Somewhat brilliant, somewhat flawed

2011-06-03 15:54

This four-part showcase of what the Tshwane Dance Theatre can do is somewhat brilliant, sensitive and generous.

It’s eminently seeable, but not without its flaws.

Each choreographer was asked to create a piece restricted by time, based on the comment by artist Andy Warhol on how everyone deserves 15 minutes in the spotlight.

The programme presents a ­deliciously retro understanding of a countdown in reel-film technology, offering each work a minute – which diminishes second by ­second before the audience’s eyes – to set up.

The Market’s main theatre has been used well – the arches of the stage are awash with light, ­curtains or a diminishing and growing projected skull of a bull, as the works ­demand.

The finest of the four pieces is unquestionably Synonyms for Seth by Mari-Louise Basson, featuring guest performer Leigh Novis, a young dancer afflicted with cancer.

Premised on a roadside boom which doubles as a gymnastic beam, the piece uses a mixed ­palette of sounds – ranging from ­Mandela’s inaugural speech to Sarkozy’s New World Order speech – blended cleverly with snippets of Tchaikovsky, Cia, and Florence and the Machine.

The ­empathy it is made with belies the choreographer’s youth.

Novis’ role is subliminal. Her presence is like the eye of a storm, lending the work a conciliatory role like a motherly hand soothing the torsion expressed by the other dancers who are older and more muscular.

Without compromising the piece or blatantly describing ­Novis’ plight, the work highlights what she brings to us.

Thabo Rapoo’s Silken Road makes music by Japanese taiko-drumming troupe Kodo and Israeli jazz songster Avishai Cohen sing separately but together, supporting this male-dominated piece.

The women, with the exception of Laura Cameron and Ipeleng Merafe, dance without credible soulfulness.

Occasionally, this piece skitters strangely: when dancers dance to songs, the danger is in keeping the movements so close to the lyrics it seems like a demonstration of the Semaphore signalling system.
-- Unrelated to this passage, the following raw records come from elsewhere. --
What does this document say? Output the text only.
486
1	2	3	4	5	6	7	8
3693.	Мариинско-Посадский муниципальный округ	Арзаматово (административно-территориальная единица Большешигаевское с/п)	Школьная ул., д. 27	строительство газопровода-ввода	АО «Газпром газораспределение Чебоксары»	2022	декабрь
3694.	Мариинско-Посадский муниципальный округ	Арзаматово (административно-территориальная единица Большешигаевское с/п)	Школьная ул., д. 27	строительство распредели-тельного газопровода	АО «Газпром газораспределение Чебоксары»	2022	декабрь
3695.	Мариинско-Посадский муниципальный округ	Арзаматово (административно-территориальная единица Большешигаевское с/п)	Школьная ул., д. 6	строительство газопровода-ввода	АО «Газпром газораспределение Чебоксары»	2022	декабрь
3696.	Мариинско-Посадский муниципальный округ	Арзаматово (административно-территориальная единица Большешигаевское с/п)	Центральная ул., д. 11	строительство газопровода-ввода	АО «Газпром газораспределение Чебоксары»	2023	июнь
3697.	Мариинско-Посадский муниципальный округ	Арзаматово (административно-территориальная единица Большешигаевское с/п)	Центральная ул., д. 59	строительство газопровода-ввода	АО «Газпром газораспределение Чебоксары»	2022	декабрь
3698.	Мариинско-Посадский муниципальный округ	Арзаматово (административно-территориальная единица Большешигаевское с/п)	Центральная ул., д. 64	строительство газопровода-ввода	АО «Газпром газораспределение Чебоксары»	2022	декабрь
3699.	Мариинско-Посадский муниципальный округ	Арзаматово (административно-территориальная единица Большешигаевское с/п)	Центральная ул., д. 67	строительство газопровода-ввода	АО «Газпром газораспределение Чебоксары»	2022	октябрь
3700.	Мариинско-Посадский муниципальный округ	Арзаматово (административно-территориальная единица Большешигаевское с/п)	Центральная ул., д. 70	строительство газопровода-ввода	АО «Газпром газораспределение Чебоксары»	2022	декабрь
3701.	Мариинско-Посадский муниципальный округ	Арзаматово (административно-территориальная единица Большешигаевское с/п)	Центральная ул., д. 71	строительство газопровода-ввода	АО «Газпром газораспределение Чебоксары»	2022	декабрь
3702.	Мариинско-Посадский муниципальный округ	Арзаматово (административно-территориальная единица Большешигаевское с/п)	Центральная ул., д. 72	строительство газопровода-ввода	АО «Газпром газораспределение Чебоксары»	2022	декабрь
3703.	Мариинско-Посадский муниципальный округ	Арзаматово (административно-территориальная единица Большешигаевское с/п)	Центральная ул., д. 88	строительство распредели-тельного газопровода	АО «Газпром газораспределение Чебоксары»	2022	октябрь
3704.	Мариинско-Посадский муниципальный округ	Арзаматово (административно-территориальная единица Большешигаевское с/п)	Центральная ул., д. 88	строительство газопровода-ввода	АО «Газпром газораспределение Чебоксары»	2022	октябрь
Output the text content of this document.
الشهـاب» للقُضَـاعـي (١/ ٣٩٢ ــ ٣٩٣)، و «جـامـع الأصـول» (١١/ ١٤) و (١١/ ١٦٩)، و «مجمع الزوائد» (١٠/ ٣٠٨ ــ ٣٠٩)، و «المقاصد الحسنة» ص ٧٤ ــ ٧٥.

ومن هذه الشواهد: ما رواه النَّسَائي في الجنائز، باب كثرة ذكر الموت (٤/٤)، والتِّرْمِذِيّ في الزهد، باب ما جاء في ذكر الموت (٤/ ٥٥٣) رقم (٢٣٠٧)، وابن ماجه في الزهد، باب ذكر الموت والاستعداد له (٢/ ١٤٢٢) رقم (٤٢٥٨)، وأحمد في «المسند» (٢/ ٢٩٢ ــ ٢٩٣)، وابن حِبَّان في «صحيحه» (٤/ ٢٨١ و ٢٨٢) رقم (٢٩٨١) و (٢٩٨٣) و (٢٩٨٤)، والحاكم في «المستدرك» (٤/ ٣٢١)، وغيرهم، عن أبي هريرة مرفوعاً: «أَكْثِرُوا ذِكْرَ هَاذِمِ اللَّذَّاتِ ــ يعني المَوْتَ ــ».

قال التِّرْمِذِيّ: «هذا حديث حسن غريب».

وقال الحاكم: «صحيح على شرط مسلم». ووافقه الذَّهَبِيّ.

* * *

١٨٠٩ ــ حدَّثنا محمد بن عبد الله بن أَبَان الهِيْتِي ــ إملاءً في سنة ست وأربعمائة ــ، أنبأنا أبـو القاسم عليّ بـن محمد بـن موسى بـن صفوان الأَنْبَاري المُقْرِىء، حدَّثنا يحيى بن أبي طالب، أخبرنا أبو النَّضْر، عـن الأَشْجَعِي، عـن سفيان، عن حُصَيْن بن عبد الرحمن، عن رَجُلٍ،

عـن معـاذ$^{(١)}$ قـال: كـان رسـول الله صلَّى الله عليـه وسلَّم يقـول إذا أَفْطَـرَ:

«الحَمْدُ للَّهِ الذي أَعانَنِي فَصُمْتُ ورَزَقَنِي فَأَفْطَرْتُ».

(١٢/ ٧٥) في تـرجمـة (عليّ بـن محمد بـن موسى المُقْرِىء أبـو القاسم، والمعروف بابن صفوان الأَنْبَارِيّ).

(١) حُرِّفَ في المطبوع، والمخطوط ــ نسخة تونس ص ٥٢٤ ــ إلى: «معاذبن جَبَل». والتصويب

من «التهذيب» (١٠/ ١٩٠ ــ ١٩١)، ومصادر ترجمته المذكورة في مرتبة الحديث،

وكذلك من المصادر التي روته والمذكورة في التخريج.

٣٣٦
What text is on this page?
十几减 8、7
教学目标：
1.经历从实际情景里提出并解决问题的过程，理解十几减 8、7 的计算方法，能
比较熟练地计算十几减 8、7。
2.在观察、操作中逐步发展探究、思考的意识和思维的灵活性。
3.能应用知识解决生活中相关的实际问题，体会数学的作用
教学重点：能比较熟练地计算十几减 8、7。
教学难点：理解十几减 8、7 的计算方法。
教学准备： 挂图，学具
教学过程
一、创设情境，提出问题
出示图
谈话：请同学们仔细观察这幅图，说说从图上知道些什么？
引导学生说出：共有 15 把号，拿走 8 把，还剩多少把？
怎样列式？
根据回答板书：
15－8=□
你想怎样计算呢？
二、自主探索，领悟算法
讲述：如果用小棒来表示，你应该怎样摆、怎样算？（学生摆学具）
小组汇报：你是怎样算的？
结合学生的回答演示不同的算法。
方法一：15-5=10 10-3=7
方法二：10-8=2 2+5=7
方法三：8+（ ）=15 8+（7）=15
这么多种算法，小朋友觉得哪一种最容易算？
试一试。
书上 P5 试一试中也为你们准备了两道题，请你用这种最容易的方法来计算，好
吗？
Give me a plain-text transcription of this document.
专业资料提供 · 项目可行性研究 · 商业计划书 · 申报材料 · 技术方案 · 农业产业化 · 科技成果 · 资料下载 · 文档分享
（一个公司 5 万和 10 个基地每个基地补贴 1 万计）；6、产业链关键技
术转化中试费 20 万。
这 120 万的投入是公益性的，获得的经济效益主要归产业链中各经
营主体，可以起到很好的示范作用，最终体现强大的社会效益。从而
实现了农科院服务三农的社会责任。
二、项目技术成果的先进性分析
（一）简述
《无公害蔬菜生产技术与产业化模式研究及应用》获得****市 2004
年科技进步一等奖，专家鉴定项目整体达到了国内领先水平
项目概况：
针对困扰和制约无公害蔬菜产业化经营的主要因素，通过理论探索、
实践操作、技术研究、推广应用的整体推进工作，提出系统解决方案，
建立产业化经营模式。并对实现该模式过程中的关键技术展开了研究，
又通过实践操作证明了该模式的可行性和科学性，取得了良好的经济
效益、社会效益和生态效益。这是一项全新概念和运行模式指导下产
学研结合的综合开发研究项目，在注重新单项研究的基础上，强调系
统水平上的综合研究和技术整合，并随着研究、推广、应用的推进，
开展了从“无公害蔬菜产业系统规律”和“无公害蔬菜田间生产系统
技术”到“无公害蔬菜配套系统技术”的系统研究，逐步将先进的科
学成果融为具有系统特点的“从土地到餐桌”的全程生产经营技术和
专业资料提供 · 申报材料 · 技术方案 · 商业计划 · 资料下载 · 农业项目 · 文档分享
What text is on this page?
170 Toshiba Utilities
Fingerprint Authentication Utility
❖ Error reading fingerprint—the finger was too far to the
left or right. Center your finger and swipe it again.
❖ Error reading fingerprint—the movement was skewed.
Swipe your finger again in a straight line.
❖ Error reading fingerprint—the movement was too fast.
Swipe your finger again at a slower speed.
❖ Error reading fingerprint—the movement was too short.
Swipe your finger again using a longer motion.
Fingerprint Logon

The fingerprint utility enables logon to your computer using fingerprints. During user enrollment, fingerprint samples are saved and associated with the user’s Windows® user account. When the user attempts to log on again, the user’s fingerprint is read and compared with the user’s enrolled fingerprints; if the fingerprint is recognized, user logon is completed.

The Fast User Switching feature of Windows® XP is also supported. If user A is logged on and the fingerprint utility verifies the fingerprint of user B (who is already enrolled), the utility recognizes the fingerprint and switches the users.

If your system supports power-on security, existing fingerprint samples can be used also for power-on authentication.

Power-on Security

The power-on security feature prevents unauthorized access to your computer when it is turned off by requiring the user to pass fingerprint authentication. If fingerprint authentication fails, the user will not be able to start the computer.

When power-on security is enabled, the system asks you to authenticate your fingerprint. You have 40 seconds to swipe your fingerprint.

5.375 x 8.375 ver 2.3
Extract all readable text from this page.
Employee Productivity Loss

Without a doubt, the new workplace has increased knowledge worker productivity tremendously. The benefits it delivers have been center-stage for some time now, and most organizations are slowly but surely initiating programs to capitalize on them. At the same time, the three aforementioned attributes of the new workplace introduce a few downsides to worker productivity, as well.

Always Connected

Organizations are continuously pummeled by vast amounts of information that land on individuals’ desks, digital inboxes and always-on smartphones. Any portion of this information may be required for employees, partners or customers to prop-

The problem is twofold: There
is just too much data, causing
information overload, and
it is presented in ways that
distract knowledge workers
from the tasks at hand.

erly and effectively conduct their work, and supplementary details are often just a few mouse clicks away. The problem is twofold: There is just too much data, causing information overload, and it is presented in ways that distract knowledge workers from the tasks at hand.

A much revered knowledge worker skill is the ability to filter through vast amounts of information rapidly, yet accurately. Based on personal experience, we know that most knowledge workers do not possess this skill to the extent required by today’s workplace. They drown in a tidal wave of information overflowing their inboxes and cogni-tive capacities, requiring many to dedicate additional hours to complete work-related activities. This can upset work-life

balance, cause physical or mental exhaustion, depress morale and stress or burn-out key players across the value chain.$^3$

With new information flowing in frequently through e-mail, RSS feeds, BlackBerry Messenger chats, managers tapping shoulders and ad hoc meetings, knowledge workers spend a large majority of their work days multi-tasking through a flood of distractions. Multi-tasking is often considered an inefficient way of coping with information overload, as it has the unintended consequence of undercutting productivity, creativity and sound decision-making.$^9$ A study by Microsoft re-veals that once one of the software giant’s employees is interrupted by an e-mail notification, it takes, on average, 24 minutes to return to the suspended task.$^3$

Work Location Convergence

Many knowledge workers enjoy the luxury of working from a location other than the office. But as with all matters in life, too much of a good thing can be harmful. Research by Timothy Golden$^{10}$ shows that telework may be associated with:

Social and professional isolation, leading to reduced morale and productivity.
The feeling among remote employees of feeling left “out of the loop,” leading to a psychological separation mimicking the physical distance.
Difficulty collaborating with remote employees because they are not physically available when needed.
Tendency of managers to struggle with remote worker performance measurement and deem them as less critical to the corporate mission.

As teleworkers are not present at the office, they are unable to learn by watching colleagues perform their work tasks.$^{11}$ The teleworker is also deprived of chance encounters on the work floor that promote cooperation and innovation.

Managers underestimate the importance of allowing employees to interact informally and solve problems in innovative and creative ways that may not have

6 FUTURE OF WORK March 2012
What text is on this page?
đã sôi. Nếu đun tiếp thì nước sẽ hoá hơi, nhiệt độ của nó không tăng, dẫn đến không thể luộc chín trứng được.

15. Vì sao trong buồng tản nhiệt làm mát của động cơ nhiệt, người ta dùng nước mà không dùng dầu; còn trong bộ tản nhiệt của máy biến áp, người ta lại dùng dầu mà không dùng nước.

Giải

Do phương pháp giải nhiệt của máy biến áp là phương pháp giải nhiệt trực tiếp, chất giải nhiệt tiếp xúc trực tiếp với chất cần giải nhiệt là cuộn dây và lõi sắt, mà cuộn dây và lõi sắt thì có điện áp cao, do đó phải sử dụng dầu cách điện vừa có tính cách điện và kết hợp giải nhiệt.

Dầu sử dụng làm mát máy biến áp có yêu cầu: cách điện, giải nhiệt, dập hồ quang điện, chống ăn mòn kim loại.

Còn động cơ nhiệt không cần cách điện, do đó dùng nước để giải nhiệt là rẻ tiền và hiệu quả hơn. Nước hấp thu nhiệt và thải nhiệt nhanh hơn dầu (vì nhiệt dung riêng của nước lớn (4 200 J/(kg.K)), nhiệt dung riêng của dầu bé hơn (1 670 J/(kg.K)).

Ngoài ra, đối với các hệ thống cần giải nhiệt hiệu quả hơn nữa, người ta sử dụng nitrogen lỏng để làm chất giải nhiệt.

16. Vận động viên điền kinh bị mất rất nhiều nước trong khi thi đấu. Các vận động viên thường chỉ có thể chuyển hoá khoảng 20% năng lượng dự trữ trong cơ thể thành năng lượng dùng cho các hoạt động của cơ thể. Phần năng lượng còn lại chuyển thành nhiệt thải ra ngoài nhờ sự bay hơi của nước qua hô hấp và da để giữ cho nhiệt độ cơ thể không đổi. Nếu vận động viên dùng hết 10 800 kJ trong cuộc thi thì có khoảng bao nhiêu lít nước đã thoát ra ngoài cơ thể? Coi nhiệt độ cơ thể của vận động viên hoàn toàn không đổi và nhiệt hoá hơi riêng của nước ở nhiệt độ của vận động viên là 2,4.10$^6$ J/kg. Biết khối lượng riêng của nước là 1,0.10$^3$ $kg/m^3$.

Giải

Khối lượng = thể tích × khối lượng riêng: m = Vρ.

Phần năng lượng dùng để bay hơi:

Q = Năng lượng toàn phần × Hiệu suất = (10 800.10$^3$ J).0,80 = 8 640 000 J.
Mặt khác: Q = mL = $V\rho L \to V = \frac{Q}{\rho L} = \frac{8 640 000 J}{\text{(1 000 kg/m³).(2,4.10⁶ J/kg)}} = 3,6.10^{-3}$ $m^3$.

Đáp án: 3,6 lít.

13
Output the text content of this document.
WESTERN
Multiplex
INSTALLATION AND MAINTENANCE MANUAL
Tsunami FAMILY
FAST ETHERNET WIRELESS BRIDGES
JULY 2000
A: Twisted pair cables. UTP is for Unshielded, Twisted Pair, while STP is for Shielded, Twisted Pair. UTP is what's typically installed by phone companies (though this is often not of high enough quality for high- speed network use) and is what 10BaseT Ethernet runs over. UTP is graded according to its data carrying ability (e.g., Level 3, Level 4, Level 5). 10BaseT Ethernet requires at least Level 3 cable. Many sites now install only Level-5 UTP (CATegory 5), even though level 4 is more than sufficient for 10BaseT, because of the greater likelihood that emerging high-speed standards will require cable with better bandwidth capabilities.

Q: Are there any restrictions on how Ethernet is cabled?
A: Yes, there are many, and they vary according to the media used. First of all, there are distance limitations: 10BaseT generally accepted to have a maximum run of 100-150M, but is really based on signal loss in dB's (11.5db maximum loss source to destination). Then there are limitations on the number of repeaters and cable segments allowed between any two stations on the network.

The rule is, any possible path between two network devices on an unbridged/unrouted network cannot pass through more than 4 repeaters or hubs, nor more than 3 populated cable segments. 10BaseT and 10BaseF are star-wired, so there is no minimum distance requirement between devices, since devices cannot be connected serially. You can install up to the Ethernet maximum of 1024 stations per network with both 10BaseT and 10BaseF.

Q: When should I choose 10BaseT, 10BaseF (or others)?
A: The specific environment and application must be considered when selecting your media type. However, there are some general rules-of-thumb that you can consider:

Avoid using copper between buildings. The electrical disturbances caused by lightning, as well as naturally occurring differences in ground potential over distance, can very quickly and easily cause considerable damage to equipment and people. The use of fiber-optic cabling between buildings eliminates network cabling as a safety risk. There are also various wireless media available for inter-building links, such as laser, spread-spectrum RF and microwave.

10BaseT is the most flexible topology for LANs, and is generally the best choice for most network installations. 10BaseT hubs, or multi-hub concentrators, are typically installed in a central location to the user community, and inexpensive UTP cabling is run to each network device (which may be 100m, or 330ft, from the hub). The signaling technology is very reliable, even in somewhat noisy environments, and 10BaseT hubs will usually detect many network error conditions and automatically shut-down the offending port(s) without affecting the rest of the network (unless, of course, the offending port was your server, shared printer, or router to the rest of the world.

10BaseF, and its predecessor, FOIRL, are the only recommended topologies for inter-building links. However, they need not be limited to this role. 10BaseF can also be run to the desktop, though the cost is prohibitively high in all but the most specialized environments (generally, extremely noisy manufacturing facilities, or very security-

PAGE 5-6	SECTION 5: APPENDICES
The final two pieces, while compelling, are not as exciting.

Celeste Botha’s Here and Now tells of the ebb and flow of love and life.

While there are moments in which pretty becomes beautiful, these are not held, in spite of stand-out performances by Johan Dippenaar and Andre Regazzoni.

Timothy Le Roux’s All the King’s Horses reflects decadent colonialism but too many elements are pulled together in the confines of a pared-down stage.

His mixing of extracts from Mozart, Vivaldi, Eartha Kitt, Gavin Bryas and Bach zips you across centuries of music without explanation.

» 15 Minutes of Fame ends today at The Market Theatre, Newtown, Joburg.